I recently migrated my blog from running on Ghost to Hugo. With
that, came a few changes to how the pages were built, how the URLs were formed,
and also the rules around showing 404s and redirecting where possible.
In a default Hugo installation, individual blog posts are each written as
index.html
files inside a directory named after the given slug. So you would
end up with something like so:
blog/
├─ hello-world/
│ ├─ index.html
├─ about/
│ ├─ index.html
├─ my-first-blog-post/
│ ├─ index.html
That means when someone visits either /hello-world
or /hello-world/
,
they'll be taken to the content (Which is actually stored as
/hello-world/index.html
).
Just to make things difficult, I didn't want my file structure to look like
that. It felt wrong. Instead I wanted each blog post to be generated as it's
own html file, with the slug being the filename.
Fortunately, Hugo has an option called uglyURLs, which does exactly
that. So the same structure above would instead look like this:
blog/
├─ about.html
├─ my-first-blog-post.html
├─ hello-world.html
However, while this may look good to me. It introduced a few issues that I had
to deal with. Primarily being that the .html
extension had to be given for
a page to load. There was no more /about
being redirected to /about.html
.
And definitely no /about/
being supported.
That obviously would break a lot of past links to my blog posts.
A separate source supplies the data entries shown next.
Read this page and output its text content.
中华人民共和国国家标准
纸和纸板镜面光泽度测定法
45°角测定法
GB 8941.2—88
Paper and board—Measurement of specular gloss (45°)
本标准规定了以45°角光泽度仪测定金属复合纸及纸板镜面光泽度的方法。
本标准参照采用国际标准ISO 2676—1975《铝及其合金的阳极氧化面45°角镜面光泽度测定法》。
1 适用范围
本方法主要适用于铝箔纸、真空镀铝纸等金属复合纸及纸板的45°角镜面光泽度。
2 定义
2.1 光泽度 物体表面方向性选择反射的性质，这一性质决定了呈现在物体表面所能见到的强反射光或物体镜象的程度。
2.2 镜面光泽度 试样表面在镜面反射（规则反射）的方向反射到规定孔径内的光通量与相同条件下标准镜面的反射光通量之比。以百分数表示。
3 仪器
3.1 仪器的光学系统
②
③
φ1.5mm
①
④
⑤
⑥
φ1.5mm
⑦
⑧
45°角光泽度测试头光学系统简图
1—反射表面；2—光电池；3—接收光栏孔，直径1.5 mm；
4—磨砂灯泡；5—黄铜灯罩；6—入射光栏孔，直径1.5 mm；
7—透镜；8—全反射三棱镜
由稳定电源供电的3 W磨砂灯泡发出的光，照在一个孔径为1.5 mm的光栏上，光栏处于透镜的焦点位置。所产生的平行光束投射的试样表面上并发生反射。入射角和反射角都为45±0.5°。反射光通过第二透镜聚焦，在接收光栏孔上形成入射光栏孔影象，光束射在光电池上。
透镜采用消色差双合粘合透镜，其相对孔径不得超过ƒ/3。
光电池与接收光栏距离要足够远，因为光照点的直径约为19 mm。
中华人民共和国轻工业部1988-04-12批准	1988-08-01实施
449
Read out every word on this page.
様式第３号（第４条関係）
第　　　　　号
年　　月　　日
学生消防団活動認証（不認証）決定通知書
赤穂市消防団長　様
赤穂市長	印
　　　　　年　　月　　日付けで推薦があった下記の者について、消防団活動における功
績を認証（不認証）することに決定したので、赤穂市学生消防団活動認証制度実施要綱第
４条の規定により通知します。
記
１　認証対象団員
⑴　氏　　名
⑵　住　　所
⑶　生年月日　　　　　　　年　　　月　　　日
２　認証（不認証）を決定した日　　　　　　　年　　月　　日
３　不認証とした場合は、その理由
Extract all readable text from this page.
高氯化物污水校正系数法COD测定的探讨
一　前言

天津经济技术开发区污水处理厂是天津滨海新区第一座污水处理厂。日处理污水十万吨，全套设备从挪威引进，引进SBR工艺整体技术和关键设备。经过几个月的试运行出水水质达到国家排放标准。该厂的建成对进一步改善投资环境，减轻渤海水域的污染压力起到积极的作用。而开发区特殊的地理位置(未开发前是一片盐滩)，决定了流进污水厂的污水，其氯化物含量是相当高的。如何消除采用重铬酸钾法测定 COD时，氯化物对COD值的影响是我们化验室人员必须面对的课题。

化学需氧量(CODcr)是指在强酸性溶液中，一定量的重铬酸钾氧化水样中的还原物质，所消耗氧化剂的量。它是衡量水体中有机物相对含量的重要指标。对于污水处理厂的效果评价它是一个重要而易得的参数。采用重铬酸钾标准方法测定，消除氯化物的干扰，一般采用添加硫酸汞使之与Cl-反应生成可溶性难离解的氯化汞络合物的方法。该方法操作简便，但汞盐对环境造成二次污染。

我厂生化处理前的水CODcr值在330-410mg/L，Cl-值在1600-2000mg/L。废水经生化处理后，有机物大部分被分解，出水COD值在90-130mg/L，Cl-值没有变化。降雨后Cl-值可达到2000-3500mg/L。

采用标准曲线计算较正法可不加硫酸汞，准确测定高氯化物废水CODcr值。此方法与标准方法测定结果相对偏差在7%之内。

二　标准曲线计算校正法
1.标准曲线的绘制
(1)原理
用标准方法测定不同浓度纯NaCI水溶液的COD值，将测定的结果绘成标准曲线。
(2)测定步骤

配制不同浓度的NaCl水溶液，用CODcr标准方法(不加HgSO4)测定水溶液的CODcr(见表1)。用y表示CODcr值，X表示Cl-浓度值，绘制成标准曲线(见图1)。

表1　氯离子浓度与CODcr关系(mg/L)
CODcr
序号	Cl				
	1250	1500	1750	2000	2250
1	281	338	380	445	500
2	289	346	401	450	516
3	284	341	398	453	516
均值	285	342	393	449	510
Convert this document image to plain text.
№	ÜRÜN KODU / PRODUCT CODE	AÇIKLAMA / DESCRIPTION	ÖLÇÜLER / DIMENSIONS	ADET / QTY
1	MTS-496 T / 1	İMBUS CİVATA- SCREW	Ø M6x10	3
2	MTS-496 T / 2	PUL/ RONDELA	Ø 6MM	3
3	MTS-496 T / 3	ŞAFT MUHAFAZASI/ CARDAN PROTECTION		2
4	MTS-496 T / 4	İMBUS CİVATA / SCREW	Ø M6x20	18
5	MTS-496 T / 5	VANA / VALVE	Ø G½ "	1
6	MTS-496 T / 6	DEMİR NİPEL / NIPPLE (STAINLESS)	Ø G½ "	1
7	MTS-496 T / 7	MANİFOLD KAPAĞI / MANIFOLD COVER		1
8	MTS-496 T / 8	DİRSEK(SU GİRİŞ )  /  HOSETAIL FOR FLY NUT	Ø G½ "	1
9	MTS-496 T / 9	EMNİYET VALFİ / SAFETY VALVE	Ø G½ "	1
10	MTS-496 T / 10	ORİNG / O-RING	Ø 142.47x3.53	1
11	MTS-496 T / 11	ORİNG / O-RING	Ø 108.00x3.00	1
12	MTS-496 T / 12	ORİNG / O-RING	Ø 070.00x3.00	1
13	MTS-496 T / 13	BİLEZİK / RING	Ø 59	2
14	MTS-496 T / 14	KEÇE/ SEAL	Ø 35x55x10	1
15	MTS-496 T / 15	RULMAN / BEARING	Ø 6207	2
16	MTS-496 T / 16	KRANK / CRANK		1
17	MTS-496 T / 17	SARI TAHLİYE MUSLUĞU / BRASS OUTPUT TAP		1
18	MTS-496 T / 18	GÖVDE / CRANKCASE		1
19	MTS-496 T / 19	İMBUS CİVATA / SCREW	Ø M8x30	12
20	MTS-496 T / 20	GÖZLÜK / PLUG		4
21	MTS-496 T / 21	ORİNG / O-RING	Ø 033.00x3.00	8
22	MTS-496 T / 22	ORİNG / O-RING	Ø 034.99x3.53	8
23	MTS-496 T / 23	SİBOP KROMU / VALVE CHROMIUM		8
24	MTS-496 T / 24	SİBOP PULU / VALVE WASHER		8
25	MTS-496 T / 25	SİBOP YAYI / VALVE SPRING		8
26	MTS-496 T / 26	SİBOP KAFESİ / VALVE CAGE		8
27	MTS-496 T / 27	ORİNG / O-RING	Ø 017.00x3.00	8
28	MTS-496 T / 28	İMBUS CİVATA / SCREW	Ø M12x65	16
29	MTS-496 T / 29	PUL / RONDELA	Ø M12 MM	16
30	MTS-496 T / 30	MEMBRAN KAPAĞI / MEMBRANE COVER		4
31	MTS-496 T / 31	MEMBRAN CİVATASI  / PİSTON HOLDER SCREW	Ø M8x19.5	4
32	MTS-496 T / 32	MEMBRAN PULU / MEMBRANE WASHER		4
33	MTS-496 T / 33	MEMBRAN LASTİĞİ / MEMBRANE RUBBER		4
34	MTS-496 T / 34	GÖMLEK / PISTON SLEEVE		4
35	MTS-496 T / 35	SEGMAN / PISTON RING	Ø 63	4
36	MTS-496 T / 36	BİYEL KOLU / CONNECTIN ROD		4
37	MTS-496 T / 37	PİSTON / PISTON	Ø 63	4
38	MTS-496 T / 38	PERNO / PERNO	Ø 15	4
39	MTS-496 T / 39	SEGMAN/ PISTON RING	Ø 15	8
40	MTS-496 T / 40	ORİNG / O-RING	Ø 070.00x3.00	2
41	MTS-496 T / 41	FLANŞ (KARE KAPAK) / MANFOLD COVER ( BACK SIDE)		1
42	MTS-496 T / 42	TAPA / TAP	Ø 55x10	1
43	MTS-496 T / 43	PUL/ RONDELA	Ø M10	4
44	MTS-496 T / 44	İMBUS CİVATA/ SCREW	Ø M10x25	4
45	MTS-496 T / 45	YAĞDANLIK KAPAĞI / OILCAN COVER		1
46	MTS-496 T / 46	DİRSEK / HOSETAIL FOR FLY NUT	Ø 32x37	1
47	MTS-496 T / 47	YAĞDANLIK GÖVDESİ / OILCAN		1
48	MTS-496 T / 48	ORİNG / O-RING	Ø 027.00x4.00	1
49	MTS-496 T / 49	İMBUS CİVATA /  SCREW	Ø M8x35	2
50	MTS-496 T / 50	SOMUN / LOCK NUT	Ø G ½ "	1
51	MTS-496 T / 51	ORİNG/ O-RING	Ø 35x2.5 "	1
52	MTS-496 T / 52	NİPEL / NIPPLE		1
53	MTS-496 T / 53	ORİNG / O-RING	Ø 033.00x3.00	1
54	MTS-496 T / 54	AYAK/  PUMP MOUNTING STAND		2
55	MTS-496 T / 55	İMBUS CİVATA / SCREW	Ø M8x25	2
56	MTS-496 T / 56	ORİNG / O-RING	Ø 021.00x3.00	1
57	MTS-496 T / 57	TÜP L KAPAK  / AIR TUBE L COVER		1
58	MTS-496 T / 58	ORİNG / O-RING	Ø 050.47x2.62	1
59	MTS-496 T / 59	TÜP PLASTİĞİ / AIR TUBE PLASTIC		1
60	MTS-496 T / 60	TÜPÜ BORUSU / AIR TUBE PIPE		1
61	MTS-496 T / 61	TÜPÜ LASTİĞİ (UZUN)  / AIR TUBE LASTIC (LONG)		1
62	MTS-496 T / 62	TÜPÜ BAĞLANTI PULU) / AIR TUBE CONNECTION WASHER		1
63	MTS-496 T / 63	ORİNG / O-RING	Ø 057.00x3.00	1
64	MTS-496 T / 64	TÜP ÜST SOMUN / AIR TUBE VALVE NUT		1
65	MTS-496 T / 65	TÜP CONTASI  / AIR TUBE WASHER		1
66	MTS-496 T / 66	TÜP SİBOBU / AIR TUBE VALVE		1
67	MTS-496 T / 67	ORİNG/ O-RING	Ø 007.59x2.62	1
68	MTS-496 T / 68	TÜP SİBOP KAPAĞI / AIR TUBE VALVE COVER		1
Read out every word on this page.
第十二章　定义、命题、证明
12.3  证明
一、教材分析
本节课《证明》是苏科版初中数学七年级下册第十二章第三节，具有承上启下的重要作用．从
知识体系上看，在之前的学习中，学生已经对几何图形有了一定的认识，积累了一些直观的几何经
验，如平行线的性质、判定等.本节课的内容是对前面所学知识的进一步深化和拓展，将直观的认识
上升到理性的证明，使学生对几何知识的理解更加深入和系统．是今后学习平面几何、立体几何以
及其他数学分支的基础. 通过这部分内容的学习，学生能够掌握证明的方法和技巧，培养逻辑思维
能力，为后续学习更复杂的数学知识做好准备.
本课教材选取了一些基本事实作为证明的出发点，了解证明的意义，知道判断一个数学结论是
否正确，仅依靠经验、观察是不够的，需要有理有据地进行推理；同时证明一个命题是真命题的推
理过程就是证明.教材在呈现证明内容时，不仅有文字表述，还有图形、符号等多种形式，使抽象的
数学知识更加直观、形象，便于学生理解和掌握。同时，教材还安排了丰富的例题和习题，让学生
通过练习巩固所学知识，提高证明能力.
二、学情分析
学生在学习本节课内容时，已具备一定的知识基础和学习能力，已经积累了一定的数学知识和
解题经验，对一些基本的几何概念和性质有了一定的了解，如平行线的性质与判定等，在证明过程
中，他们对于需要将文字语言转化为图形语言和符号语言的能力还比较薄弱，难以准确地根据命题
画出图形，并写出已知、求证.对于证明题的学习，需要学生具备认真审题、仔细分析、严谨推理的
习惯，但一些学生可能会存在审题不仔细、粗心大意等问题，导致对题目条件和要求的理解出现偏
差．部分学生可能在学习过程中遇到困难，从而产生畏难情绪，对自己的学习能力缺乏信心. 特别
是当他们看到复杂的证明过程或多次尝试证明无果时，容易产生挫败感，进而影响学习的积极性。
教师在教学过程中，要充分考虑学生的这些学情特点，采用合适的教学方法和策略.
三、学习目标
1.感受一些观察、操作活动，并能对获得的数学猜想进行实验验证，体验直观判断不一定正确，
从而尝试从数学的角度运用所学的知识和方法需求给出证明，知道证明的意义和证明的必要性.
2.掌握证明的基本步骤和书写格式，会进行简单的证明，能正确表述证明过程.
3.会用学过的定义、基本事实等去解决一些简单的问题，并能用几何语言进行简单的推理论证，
So I had to
find a way to deal with this.
So I set about finding a way in nginx, to essentially remove the need to have
the extension in the URL. But I then realised, that it wasn't that simple.
Because, let's say I have an about page with the filename about.html
.
Ideally, I want /about.html
, /about
, and /about/
to redirect to this
page. But at the same time, I have a mini-site for my app, Text Shot, that
sites at /text-shot/index.html
, and ideally I want /text-shot/index.html
,
/text-shot/
, and /text-shot
to all redirect to this site.
That led me to a lot of Googling, regular expressions, and quite a bit of time
spent trying various options in my nginx configuration. (If you were super
unlucky, you may have hit a 404 while I was testing).
By default, my nginx configuration handled the requests with the try_files
function:
try_files $uri $uri.html $uri/ $uri =404;
Basically, if request was /about
, it would try to fetch a file from these
locations (in order): /about
, /about.html
, /about/
, and then if all of
those fail, produce a 404.
The code to deal with removing the need to include .html
was relatively
simple. All it does is check if the request includes the extension, and if so,
remove it and perform a 302 redirect to the plain URI.
if ($request_uri ~ ^/(.*)\.html(\?|$)) {
return 302 /$1;
}
try_files $uri $uri.html $uri/ $uri =404;
However, that still meant that if you visited /about/
, it would think you
were looking for /about/index.html
, rather than the /about.html
page.
So, I had to then add another redirect. So if the url ended in a trailing
slash (but wasn't just /
), it would also perform a 302 redirect to a url
without the trailing slash. I ended up with this:
location / {
if ($request_uri ~ ^/(.*)\.html(\?|$)) {
return 302 /$1;
}
if ($request_uri ~ ^/([-a-zA-Z0-9@:%_\+.~?&//=]*)\/$) {
return 302 /$1;
}
try_files $uri $uri.html $uri/index.html $uri/ $uri =404;
}
For reference, $uri
is the full request URL, and $request_uri
is anything
after the host.
There's bound to be a way for this logic to be improved. But as far as I can
see, it works how I expect, and it gives me the exact behaviour I was looking
for.
Now for some examples. First off, the ways in which you would get to a file
located at /about.html
:
(Note: all redirects are stated, the rest is the priority order of the
try_files
function.)
/about.html
: 302 to /about
-> try /about
-> try about.html
.
/about/
: 302 to /about
-> try /about
-> try about.html
.
/about
: try /about
-> try /about.html
.
And for the page located at /text-shot/index.html
:
/text-shot
: try /text-shot
-> try /text-shot.html
-> try /text-shot/index.html
.
/text-shot/
: 302 to /text-shot
-> try /text-shot
-> try /text-shot.html
-> try /text-shot/index.html
.
/text-shot/index
: try /text-shot/index
-> try /text-shot/index.html
.
/text-shot/index.html
: 302 to /text-shot/index
-> try /text-shot/index
-> try /text-shot/index.html
.
/text-shot/index/
: 302 to /text-shot/index
-> try /text-shot/index
->
try /text-shot/index.html
.
Note: nginx will search for an index file when try_files
checks $uri/
, so
there's no need to handle that. However, there were circular redirects when /text-shot/
would be redirected to /text-shot
, and then eventually back to /text-shot/
, so I added an explicit attempt to $uri/index.html
to avoid this.
Admittedly, a few of those examples are a bit odd, and likely will never
happen. But I had to cover all bases.
As you can see, it's not perfect. There are some requests that go through
a 302 just to end up at the exact page that was requested. Like #2 above.
In an ideal world, I'll never touch this configuration again. And there's also
a low chance that anyone reading this would ever need to do anything similar.
But, I can't say I found many resources online for my specific scenario, so
I thought I'd write my own.
I guess I brought this all on myself when I decided I wanted to both install my
own custom Hugo blog on a linux VM, and to also want static files with the full
filename, not just convenient "pretty" URLs that Hugo generates by default. Oh
well, at least I learned a bit more about how to configure nginx I guess.